Holy Week is barely behind us – a week that began with the celebration of Palm Sunday and continued through the intimacy of the Last Supper on Maundy Thursday and the solemnity of Good Friday into the joy of Easter morning.
I find it incredibly interesting how the world around us has coincided with this liturgical progression this year. Palm Sunday was sunny, beautiful, warm (well … warm by March-in-Minnesota standards, anyway). By Maundy Thurs., we had all been driven to the intimacy of the indoors by colder temperatures and a blanket of snowfall. Good Friday was chilly, wet, overcast. It was a darker sort of day, both inside the church and out.
And then, by Easter evening, we had this:
Light.
Beauty.
Glory.
And in that moment, when Peter and I were standing in our backyard marveling at the sunset with the boys in our arms, I kept having this hymn running through my head.
For the beauty of the earth,
For the splendor of the skies,
For the love which from our birth
Over and around us lies,
God of all, to you we raise
This our hymn of grateful praise.
Folliott Sandford Pierpoint (1835-1917), an English poet, was inspired to write these words by the beauty of a spring day in his native town of Bath, England.[i] He originally penned the words to this hymn intending for them to be used during communion – a way to infuse joy into a part of the service that was usually very solemn.

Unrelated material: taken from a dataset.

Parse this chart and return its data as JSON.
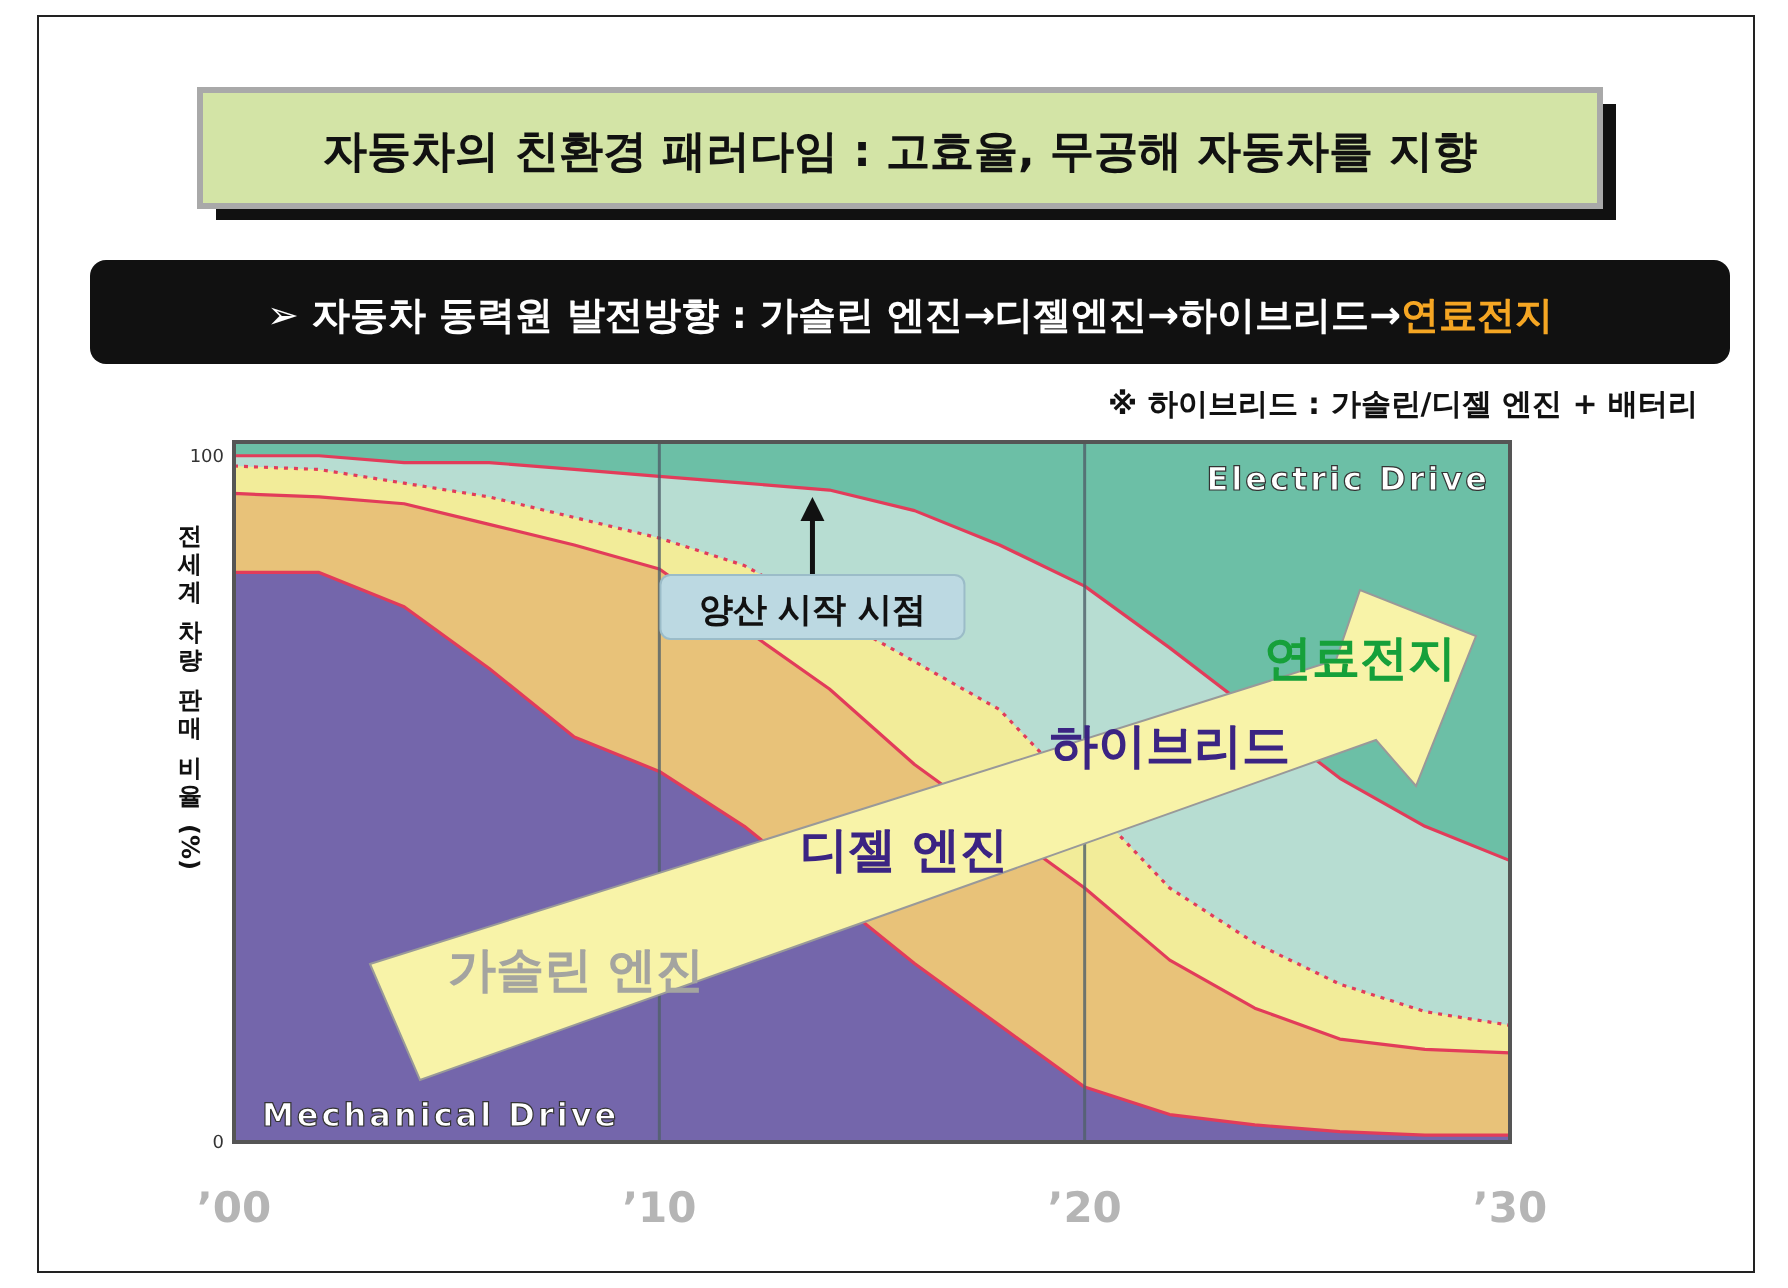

Just as Pierpoint intended to infuse the solemn and sacred ritual of the Lord’s Supper with an element of joy, so the joy and the miracle of Easter infuse our lives and hearts with joy, even in the midst of the solemn, the troublesome, the worn-out, and the mundane. In the miracle of Easter – in the elation of the unexpectedly empty tomb and the declaration of the Good News: HE IS RISEN! – we find a Light that cannot be extinguished. We find a Light more awe-inspiring even than the most stunning sunset the world has ever seen. We find a Light warmer and more life-giving that the brightest rays of sunshine. Into the solemnity of our days and worries and responsibilities, God injects the Light of Hope – hope in a life everlasting, hope in a Savior who came and died and rose again for our sake, hope in a future that is unknowable in the particulars but sure in grace.
“Our Lord Jesus Christ himself and God our Father loved us and through grace gave us eternal comfort and a good hope. May he encourage your hearts and give you strength in everything you do or say.” ~ 2 Thessalonians 2:16-17
Alleluia! Amen.
[i] The New Century Hymnal Companion: A Guide to the Hymns. (Cleveland, OH: The Pilgrim Press, 1998), 225.